Simply put, U.S. and allied counterterrorism and anti-terrorism actions are gradually eroding al Qaeda’s operational capability, constricting its operational area and reducing its ability to bounce back after setbacks like the arrests of its leaders and members and the discovery of safehouses and weapons caches.

There is still some unfinished business. Osama bin Laden is apparently still alive. Al Qaeda affiliates maintain a capability to periodically surface and carry out limited attacks against generally soft targets in certain areas of the world, and our occupation of Iraq and Afghanistan has probably triggered a temporary increase in new al Qaeda recruits. This simply highlights the fact that the most realistic outcome in the war on terror is not the total defeat of the enemy but the reduction of the terrorist threat to a more manageable level.

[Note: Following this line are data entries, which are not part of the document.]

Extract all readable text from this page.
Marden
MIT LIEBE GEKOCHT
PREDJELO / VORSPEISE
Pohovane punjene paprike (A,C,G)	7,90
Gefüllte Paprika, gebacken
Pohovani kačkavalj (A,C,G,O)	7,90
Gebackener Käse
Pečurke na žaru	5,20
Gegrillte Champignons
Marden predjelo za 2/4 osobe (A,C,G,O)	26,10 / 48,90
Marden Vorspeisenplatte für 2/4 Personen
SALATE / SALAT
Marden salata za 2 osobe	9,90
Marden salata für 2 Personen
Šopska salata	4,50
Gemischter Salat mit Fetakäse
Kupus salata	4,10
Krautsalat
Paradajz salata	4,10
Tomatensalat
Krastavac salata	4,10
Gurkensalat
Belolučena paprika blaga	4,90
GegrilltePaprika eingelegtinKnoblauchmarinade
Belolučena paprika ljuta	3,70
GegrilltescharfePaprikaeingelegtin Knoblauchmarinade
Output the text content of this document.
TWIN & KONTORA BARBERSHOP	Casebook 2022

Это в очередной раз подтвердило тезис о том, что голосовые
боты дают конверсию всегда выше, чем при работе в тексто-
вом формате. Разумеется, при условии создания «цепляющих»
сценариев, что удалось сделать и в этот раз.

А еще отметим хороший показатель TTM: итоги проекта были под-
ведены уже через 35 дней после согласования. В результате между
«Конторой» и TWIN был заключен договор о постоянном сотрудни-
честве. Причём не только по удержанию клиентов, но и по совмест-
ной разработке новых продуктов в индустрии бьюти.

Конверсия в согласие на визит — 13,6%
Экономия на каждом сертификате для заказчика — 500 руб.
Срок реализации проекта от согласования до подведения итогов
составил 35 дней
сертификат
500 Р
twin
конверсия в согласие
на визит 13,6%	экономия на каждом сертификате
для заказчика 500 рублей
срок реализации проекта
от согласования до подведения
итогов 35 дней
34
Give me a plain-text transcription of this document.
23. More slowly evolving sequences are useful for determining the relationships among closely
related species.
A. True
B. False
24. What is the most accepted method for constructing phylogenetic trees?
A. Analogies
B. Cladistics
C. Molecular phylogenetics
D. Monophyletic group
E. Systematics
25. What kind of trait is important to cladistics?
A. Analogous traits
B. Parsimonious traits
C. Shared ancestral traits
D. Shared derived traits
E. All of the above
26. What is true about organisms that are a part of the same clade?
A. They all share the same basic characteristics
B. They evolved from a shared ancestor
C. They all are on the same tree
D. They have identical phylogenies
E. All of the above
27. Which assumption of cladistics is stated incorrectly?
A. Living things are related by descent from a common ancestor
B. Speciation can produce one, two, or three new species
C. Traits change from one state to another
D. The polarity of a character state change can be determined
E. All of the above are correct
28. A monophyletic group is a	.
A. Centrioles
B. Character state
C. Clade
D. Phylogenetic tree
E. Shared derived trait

There will doubtless be more attacks like those in Bali, Mombasa, Riyadh, Casablanca, Jakarta and Baghdad. It is important that one put such attacks in a proper perspective. These attacks, which have been sporadic, dispersed and aimed at unprotected targets, demonstrate a reduced operational capability. Such attacks were and are to be expected. They should not be perceived as major setbacks in the war on terrorism, but as bumps along a road that will hopefully lead to a lessened terrorist threat.

I tell my students that the current effort to neutralize al Qaeda is like dealing with an infestation of head lice. There is no single application of a magical shampoo to destroy the infestation. The most effective solution is to methodically examine each strand of hair for nits or lice eggs while searching for adult lice scampering around on the scalp. If you miss one nit, the infestation could return. In addition, you must sanitize all pillows, blankets, towels and clothes, so that the infestation does not spread to others. For those who are metaphor-deficient, the nits represent new al Qaeda recruits, the adult lice are the al Qaeda veterans and the pillows, blankets etc. represent al Qaeda’s ideological message and propaganda apparatus.

The indisputable bottom line is that since September 12, 2001, the United States has progressed in the war on terror. Yet, it is undeniable that more needs to be done, and that past performance is not a guarantee of future success.

Dennis Pluchinsky teaches courses on terrorism at four universities.